The federal tourism minister will propose translating Australian road signs into Mandarin at a meeting of state and territory tourism heads next year.
In a bid to get Chinese tourists off the beaten track, federal Tourism Minister Richard Colbeck is proposing translating road signs into Mandarin.
Senator Colbeck is floating the idea in an effort to capture more of the lucrative Chinese tourism market.
Despite having "no firm plans", he says he will present the suggestion to state and territory leaders at his first tourism ministers' meeting in 2016.
"With close to a million visitors from China coming to Australia, injecting $7.7 billion into the economy annually and growing, we must do whatever we can to ensure they enjoy their experience and want to return," he told AAP.

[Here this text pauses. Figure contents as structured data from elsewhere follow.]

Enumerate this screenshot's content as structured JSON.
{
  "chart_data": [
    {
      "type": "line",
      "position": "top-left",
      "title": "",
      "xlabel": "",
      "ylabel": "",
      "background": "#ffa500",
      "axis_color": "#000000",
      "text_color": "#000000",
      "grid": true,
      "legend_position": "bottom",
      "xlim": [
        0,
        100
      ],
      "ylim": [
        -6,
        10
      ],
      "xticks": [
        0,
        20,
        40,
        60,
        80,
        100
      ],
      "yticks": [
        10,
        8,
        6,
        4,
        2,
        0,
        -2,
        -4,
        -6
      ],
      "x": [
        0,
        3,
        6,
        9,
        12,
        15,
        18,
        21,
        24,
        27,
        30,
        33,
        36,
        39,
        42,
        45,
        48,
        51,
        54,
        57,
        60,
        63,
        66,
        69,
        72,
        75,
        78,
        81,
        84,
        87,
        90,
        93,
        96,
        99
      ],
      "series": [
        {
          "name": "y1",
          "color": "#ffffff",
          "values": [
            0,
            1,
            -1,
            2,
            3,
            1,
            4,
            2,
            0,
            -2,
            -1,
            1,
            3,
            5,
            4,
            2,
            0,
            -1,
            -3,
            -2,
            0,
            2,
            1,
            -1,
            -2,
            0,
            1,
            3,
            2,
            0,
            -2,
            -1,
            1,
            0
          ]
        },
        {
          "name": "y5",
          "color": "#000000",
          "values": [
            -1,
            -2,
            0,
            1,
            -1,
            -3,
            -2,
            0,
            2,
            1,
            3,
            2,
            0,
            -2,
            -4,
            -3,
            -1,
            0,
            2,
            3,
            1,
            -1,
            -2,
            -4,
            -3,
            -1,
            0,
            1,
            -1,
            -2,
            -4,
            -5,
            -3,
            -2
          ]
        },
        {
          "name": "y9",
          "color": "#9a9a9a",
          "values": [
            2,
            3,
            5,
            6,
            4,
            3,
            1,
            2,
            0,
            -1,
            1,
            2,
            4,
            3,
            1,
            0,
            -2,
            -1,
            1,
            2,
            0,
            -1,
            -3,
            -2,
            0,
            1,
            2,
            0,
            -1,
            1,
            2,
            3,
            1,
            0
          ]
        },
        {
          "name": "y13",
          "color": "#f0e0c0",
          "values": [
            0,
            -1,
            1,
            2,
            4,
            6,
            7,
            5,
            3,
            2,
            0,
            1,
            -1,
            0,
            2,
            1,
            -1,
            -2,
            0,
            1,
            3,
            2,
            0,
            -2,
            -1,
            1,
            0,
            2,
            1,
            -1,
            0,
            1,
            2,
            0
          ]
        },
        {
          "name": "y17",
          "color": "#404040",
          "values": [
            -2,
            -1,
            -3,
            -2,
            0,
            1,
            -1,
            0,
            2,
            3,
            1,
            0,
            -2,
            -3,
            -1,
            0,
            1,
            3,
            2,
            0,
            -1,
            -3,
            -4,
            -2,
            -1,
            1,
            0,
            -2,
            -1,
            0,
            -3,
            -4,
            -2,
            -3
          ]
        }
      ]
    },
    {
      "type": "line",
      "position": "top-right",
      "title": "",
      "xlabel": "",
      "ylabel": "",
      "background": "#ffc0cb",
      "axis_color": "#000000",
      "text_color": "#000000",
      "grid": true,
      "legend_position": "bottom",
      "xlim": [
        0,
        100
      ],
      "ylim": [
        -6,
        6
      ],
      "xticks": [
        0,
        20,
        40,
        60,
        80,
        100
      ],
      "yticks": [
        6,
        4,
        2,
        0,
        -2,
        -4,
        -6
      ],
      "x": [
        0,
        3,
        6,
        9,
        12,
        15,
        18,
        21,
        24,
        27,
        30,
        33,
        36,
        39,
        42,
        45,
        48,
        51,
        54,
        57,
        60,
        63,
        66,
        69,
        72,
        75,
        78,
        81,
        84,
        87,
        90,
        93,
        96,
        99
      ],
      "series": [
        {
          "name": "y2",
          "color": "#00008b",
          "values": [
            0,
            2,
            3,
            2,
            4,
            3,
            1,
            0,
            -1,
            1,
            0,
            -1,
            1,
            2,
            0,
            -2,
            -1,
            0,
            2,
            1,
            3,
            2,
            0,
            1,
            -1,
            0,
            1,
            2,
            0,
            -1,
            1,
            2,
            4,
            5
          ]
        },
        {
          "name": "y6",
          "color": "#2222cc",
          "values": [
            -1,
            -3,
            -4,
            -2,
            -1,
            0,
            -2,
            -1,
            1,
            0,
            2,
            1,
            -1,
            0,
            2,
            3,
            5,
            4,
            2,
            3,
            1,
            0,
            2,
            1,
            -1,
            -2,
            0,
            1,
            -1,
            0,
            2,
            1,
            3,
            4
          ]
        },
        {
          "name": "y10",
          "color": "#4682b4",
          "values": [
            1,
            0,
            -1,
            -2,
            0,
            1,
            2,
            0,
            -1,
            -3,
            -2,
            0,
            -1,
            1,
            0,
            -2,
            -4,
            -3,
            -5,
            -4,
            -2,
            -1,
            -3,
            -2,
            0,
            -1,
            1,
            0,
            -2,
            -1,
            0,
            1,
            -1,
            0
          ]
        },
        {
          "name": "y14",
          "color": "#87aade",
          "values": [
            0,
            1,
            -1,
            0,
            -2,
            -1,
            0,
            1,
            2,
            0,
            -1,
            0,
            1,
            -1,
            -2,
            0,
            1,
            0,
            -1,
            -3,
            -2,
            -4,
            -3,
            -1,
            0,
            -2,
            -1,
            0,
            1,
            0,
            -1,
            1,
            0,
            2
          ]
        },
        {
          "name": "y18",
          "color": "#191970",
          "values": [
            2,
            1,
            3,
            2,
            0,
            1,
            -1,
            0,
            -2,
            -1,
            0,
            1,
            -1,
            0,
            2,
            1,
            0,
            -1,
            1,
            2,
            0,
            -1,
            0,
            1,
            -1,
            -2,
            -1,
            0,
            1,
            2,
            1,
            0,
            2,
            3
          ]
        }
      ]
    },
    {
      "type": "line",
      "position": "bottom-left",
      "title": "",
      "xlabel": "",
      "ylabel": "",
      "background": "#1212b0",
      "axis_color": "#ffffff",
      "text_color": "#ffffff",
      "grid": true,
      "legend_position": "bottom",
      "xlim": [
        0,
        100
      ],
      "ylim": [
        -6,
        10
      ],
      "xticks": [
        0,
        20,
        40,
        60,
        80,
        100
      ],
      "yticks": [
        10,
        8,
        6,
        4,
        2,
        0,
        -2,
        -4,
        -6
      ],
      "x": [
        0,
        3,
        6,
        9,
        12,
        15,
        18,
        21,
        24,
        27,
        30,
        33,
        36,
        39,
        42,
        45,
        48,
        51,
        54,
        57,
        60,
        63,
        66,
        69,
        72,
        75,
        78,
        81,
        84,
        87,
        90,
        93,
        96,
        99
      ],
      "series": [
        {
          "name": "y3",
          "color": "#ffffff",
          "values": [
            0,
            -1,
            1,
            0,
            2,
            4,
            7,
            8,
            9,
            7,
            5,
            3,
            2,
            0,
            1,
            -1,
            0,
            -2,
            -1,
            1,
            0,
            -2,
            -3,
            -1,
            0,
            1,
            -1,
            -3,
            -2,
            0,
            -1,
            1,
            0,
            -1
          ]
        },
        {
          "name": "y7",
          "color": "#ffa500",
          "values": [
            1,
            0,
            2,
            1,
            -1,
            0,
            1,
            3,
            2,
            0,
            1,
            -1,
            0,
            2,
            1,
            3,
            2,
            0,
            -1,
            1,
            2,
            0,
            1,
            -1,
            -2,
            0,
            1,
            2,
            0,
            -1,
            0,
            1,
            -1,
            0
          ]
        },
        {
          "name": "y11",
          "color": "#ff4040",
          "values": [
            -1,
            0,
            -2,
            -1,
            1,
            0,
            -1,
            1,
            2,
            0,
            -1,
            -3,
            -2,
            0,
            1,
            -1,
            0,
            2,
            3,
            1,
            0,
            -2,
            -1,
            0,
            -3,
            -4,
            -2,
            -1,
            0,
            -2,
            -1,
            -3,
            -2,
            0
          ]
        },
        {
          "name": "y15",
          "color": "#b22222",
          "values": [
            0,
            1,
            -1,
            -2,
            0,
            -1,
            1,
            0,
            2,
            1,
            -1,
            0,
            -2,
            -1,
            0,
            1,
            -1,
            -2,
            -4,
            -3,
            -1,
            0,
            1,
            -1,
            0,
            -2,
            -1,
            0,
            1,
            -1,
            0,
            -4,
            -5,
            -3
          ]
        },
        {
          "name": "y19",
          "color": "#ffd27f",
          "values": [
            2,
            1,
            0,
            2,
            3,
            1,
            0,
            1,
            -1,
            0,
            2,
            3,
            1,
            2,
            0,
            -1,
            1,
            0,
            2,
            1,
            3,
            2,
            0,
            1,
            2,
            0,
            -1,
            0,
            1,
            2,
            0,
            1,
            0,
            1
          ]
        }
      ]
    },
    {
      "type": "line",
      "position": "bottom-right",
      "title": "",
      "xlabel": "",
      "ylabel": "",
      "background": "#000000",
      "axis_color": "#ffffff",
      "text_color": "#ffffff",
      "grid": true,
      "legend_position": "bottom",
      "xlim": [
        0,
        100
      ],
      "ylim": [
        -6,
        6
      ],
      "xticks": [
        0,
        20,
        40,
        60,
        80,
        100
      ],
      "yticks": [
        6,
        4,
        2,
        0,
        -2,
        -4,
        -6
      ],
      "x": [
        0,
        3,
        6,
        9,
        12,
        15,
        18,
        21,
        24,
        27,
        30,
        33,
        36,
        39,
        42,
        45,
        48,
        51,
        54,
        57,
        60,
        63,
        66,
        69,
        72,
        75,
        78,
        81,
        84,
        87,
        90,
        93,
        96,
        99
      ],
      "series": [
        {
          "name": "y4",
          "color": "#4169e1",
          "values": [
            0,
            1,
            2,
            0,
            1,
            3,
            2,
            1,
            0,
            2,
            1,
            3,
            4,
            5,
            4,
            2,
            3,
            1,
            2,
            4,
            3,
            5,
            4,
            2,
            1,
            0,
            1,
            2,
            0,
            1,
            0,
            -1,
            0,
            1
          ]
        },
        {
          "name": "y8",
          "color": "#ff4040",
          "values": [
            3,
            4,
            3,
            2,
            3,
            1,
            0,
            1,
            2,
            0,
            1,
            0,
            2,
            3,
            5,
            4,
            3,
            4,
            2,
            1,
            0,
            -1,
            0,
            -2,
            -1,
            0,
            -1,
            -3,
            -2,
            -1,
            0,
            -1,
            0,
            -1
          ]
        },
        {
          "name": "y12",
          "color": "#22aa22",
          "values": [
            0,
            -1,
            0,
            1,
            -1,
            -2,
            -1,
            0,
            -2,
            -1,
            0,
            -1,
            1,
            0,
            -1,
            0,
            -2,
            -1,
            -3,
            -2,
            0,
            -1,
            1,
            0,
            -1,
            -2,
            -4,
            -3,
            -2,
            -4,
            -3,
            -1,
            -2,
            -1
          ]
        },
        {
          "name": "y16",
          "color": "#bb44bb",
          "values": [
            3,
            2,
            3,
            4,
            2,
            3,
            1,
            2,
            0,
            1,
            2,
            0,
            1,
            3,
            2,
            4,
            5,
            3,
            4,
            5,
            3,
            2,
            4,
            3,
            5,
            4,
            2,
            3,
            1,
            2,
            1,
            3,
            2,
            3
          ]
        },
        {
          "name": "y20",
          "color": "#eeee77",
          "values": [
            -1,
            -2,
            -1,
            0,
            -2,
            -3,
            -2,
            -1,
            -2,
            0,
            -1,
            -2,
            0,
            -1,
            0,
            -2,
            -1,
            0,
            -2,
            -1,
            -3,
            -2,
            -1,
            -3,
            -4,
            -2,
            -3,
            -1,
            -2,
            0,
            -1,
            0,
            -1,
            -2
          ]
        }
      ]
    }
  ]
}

"About 40 per cent of Chinese tourists are choosing to self-drive so signage, roads, wi-fi and basic amenities are important to encourage them to explore our vast country safely."
Tourism & Transport Forum CEO Margy Osmond fully supports the proposal, adding dual language signage is already evident at a number of private sector tourist attractions.
"It's not just about bus tours anymore, they want to get in the car and they want to drive so they need to understand the Australian road rules, and we need to help them get around," she said.
She said the use of electronic signage could be the key to reducing potential roll-out costs.
According to data from Tourism Research Australia, the country experienced a 22 per cent surge in Chinese tourists and a 43 per cent rise in their expenditure in the year ending September 2015.
Tourism Australia's managing director John O'Sullivan said they had shifted their focus from attracting Chinese tour groups to independent travellers.
"These people tend to stay longer, they spend more," he told AAP.
He said their "unashamedly high-yield" strategy was part of a plan to reach a $120 billion tourism expenditure goal by 2020.